Sobre ese insistente murmullo que suplicaba clemencia, de repente se alzó un grito desgarrador seguido del llanto desesperado de una mujer que apretó contra su pecho a su bebé, al descubrir que se le había ido la vida entre sus brazos.
Intentaba buscar para él una vida mejor y solo encontró una muerte diferente.
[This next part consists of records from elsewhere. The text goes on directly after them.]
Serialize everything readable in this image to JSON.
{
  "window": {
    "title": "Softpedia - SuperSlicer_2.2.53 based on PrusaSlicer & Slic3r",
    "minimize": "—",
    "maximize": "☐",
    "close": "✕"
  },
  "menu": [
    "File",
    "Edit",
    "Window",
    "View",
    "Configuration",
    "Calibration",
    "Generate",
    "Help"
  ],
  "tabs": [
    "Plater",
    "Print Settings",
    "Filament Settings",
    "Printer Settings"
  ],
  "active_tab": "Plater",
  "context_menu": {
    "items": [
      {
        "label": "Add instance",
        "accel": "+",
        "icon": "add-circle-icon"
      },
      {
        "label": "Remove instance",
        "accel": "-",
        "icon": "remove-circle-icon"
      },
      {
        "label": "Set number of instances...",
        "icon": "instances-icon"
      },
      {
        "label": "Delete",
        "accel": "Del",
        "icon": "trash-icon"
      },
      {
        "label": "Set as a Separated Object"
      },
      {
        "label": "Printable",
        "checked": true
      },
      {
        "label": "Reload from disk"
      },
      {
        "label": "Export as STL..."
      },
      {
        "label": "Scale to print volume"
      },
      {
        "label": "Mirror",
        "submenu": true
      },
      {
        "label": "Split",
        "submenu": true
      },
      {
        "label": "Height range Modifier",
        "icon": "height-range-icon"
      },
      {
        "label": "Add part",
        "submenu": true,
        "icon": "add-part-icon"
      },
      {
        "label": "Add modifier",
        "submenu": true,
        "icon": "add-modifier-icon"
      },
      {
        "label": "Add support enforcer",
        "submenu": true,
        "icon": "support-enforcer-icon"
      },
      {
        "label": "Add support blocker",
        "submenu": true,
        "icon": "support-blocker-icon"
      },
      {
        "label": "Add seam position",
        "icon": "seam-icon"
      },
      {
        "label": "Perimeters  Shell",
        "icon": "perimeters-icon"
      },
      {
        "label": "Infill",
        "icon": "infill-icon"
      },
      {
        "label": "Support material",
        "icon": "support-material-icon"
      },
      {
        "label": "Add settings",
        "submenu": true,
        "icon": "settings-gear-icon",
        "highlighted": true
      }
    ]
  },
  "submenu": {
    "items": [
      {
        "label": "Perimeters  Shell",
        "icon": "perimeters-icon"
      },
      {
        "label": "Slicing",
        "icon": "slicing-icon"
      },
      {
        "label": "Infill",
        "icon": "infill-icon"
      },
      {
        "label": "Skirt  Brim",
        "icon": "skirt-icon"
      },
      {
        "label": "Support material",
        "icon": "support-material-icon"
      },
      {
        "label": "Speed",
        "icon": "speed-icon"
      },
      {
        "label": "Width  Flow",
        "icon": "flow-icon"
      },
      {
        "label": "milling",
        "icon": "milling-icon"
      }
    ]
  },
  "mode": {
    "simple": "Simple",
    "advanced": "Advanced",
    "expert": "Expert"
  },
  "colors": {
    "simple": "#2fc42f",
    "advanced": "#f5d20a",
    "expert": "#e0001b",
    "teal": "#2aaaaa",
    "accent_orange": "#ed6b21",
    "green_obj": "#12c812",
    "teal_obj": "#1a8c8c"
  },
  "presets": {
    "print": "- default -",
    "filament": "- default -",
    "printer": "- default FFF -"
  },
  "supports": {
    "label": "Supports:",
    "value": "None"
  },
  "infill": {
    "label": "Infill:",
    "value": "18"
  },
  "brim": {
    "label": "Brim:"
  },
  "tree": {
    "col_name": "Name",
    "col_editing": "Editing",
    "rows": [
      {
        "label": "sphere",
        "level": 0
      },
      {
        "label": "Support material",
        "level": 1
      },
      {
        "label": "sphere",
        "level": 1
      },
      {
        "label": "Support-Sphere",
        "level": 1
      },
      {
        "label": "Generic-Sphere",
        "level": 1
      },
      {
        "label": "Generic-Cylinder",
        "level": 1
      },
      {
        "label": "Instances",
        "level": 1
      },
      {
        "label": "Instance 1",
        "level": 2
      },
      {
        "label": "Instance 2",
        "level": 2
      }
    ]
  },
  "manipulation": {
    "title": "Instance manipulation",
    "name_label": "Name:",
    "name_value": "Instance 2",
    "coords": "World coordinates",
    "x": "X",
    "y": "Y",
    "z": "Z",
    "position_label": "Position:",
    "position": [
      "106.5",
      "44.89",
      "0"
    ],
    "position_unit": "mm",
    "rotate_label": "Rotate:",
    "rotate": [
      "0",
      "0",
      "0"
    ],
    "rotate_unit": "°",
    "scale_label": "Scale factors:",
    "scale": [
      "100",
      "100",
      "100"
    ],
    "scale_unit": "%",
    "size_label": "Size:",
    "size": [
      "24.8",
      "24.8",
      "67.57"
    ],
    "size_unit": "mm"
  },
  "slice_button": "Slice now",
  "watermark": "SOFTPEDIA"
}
El brillo de sus ojos inundados reflejaba una inmensa tristeza. Las lágrimas resbalaban por sus mejillas para caer sobre el diminuto cuerpo sin vida, y un gélido estremecimiento me recorrió la espalda de abajo arriba hasta la coronilla, cuando en su mirada adiviné rencor, odio y asco a partes iguales. Esa mirada fue como si un puñal invisible se hubiera clavado en mis entrañas para abrirme en canal. Pero aun así, no quise apartar mi vista de ella y de su pequeño. Deseaba concederle la oportunidad de descargar su ira sobre lo que soy; sobre lo que represento. Sobre lo que representamos todos los que nos limitamos a compadecerlos desde la distancia, sin mover un solo dedo para ayudarles, para después apartarlos de nuestras vidas con una facilidad asombrosa al pasar, en el mejor de los casos, de una tristeza efímera al más cruel de los olvidos.
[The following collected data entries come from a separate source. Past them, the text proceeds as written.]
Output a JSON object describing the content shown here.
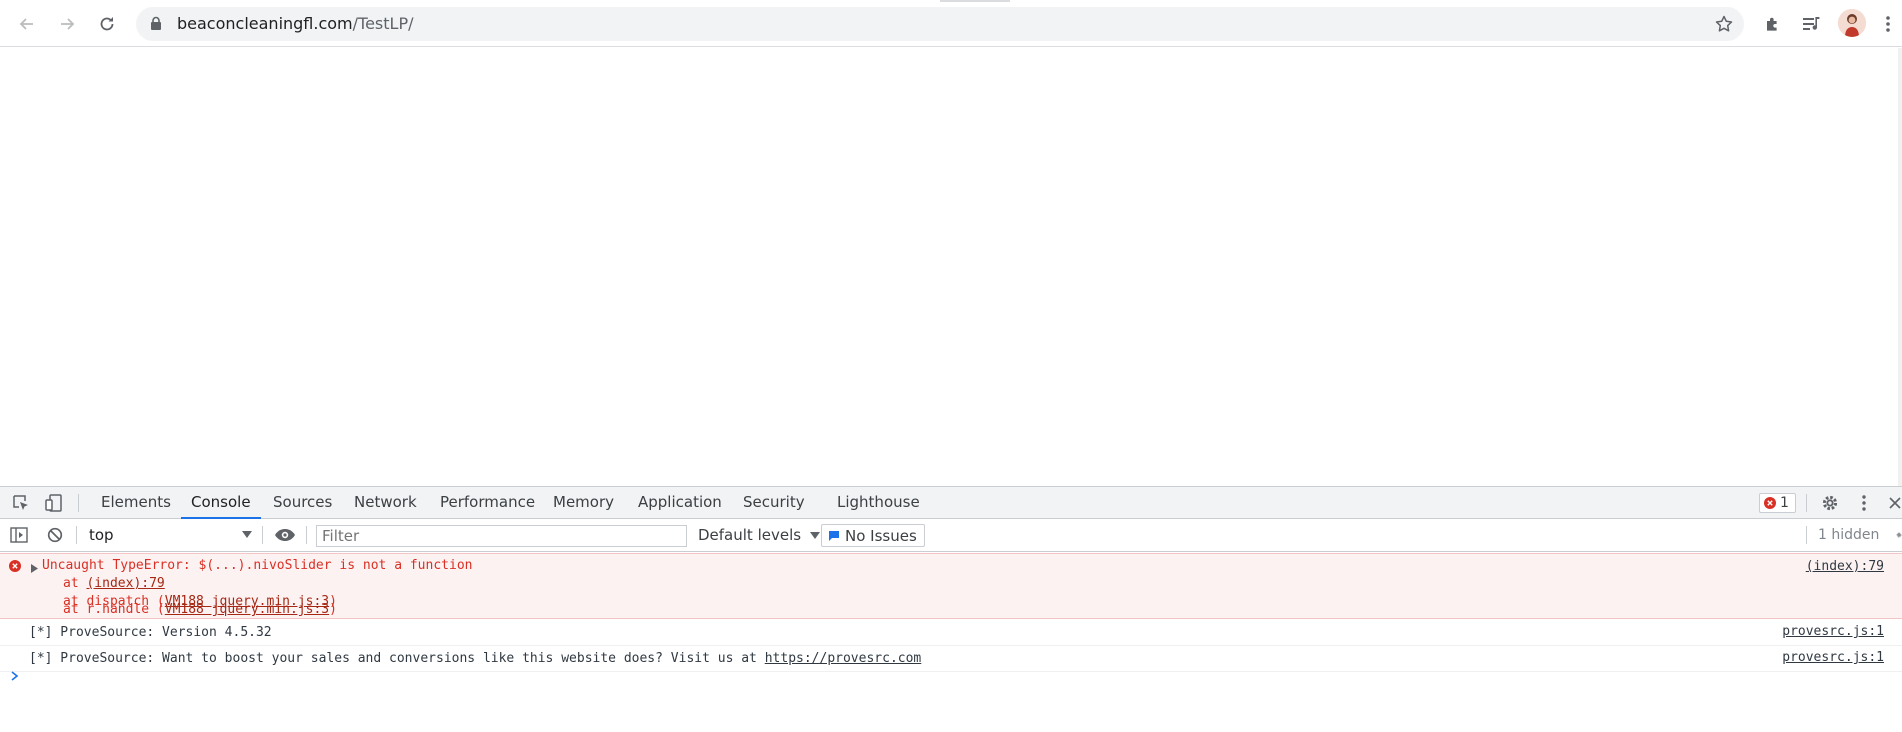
{
  "browser": {
    "url_domain": "beaconcleaningfl.com",
    "url_path": "/TestLP/"
  },
  "devtools": {
    "tabs": [
      {
        "label": "Elements"
      },
      {
        "label": "Console"
      },
      {
        "label": "Sources"
      },
      {
        "label": "Network"
      },
      {
        "label": "Performance"
      },
      {
        "label": "Memory"
      },
      {
        "label": "Application"
      },
      {
        "label": "Security"
      },
      {
        "label": "Lighthouse"
      }
    ],
    "active_tab": "Console",
    "error_count": "1",
    "filterbar": {
      "context": "top",
      "filter_placeholder": "Filter",
      "levels": "Default levels",
      "issues": "No Issues",
      "hidden": "1 hidden"
    }
  },
  "console": {
    "error": {
      "message": "Uncaught TypeError: $(...).nivoSlider is not a function",
      "source": "(index):79",
      "stack": [
        {
          "prefix": "at ",
          "link": "(index):79",
          "suffix": ""
        },
        {
          "prefix": "at dispatch (",
          "link": "VM188 jquery.min.js:3",
          "suffix": ")"
        },
        {
          "prefix": "at r.handle (",
          "link": "VM188 jquery.min.js:3",
          "suffix": ")"
        }
      ]
    },
    "logs": [
      {
        "text": "[*] ProveSource: Version 4.5.32",
        "link": "",
        "source": "provesrc.js:1"
      },
      {
        "text": "[*] ProveSource: Want to boost your sales and conversions like this website does? Visit us at ",
        "link": "https://provesrc.com",
        "source": "provesrc.js:1"
      }
    ]
  }
}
Con un triste gesto de resignación bajó su mirada y arropó a su bebé entre gemidos obviando su fatal silencio para mecerlo como hacía unos minutos antes, cuando en vano intentaba calmar su llanto.
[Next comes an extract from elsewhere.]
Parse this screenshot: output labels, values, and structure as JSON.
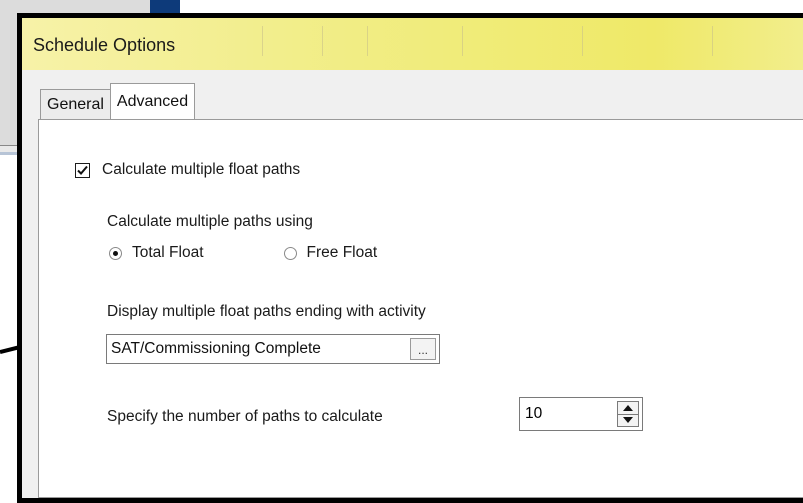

Me aparté de ella para que no advirtiese que los ojos se me llenaban de lágrimas por el dolor tan profundo que me causaba la tragedia de la que había sido testigo. Me asaltó el dolor por la desilusión de los más jóvenes que arriesgaron su vida en busca de un futuro mejor y por desconsuelo de sus mayores al saber que, por una u otra causa, jamás volverían a saber de ellos; por los que pasaron a convertirse en repugnante carroña anónima abandonada sobre la arena del desierto o sumergida en el fondo del océano.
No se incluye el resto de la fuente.